Facial plast Surg 2010; 26(6): 445-450
DOI: 10.1055/s-0030-1267718
© Thieme Medical Publishers

Management of Acute Soft Tissue Injury to the Auricle

Leela Lavasani1 , Douglas Leventhal2 , Minas Constantinides2 , Howard Krein1
  • 1Department of Otolaryngology–Head and Neck Surgery, Thomas Jefferson University, Philadelphia, Pennsylvania
  • 2Division of Facial Plastic and Reconstructive Surgery, Department of Otolaryngology, New York University School of Medicine, New York, New York
Further Information

Publication History

Publication Date:
17 November 2010 (online)


The external ear is commonly involved in facial trauma.

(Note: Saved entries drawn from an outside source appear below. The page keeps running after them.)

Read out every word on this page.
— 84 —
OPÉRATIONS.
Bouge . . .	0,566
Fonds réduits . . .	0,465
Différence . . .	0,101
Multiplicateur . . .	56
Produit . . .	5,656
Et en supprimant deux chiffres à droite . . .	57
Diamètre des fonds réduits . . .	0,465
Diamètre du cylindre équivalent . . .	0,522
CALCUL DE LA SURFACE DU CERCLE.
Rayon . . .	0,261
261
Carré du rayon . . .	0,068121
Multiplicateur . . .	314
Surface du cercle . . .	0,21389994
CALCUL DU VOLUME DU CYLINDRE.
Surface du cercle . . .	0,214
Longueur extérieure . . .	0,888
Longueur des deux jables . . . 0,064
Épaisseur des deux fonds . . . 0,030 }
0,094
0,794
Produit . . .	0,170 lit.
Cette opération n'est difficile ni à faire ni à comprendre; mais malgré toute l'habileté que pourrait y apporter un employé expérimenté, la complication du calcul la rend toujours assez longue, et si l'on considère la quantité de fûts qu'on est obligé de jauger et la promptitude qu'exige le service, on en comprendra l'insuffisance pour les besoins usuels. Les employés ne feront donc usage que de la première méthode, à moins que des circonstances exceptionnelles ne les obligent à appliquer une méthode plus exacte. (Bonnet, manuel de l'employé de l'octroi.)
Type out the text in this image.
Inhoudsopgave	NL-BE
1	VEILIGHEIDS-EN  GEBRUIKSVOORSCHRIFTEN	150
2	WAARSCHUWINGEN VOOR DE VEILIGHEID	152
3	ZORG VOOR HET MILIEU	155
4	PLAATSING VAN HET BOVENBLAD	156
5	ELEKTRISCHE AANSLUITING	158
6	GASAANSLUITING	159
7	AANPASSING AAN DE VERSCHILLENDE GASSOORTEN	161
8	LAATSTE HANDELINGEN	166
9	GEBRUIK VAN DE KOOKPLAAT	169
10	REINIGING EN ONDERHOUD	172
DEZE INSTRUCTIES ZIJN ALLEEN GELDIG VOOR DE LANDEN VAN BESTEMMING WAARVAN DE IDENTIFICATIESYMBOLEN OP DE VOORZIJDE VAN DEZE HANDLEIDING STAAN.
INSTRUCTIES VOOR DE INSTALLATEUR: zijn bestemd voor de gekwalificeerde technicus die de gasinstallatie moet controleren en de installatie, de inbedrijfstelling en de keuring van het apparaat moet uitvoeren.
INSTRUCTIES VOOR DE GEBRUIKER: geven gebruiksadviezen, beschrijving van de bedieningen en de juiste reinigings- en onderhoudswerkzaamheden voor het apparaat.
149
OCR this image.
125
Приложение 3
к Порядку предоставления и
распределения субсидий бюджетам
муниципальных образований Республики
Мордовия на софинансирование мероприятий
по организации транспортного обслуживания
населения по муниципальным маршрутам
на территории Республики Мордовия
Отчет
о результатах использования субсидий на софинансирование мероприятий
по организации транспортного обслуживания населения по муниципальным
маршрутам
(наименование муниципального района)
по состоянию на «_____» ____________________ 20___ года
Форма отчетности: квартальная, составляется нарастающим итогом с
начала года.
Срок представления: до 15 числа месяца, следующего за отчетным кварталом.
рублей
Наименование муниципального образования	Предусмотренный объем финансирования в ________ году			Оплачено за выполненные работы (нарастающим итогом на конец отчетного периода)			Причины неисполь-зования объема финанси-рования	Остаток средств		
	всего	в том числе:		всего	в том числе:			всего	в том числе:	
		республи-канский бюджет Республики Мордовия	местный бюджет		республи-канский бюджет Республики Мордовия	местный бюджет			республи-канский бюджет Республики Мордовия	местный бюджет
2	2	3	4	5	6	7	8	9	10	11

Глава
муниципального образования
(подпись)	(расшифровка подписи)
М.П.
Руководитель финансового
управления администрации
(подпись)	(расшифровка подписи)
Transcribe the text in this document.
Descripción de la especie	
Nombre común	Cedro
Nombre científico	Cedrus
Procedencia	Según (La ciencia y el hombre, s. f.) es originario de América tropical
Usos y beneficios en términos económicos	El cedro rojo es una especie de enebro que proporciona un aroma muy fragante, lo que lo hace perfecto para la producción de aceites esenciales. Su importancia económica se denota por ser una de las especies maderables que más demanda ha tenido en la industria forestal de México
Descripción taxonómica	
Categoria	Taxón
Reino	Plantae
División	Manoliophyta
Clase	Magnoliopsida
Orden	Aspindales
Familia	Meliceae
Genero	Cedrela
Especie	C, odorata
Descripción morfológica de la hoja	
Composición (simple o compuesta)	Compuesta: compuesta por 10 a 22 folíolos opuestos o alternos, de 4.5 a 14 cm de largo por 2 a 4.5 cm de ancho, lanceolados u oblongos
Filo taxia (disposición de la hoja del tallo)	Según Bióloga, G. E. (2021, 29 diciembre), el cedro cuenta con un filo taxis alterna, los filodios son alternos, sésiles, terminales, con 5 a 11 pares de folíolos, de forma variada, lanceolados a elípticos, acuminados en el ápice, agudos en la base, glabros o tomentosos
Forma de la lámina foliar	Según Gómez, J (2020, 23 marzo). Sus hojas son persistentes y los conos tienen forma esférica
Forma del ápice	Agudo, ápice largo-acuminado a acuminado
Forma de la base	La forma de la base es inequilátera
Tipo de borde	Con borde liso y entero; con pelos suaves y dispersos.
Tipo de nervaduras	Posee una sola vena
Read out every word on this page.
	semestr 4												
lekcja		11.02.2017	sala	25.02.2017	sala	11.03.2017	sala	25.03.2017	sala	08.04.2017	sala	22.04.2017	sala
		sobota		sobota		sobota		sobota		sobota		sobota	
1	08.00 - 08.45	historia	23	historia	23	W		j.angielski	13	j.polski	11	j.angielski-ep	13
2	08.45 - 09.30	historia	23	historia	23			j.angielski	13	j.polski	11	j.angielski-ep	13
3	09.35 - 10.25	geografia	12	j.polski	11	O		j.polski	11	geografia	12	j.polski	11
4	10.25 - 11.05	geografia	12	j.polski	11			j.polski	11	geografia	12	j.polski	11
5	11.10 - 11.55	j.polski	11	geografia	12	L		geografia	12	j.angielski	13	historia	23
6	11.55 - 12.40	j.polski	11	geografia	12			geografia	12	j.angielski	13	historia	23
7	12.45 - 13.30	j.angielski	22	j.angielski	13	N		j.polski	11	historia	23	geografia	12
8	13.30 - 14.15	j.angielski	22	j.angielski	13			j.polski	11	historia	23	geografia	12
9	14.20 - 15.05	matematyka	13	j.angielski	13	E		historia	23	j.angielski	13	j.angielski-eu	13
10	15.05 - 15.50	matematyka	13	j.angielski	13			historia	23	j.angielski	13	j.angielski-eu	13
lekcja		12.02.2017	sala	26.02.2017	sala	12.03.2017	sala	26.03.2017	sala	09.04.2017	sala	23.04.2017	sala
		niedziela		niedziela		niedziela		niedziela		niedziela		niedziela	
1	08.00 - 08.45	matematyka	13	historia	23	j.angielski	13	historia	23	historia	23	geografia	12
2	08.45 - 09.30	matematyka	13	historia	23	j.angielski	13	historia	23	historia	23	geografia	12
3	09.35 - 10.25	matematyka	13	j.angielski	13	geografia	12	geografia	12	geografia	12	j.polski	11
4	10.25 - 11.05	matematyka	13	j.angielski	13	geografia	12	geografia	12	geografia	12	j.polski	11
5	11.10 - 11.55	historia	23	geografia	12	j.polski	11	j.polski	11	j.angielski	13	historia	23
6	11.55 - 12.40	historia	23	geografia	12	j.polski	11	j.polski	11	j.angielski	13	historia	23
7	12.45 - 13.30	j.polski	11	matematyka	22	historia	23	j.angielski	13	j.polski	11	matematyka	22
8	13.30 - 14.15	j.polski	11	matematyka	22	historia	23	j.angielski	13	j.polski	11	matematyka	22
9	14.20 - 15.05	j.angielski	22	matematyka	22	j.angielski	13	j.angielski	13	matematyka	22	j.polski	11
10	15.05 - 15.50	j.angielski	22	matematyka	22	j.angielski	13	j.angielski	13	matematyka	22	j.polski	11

Injuries to the ear can range from simple lacerations to complete avulsions. We review the normal auricular anatomy and vascular supply, as well as the initial management of any auricular injury. Furthermore, we review the literature on soft tissue injuries of the ear and present a simple algorithm for classifying injuries. The classification is based on whether or not cartilage is involved. Injuries to the lobule do not involve cartilage and thus are more easily repaired by simple closure or Z-plasty. Injuries involving cartilage are further classified into partial or complete avulsions. A complete avulsion is then categorized by having a wide or narrow pedicle. There is no standardized, definitive management for the various types of auricular trauma, and this schema may assist in deciding which of the various reconstructive options is most appropriate for a particular case.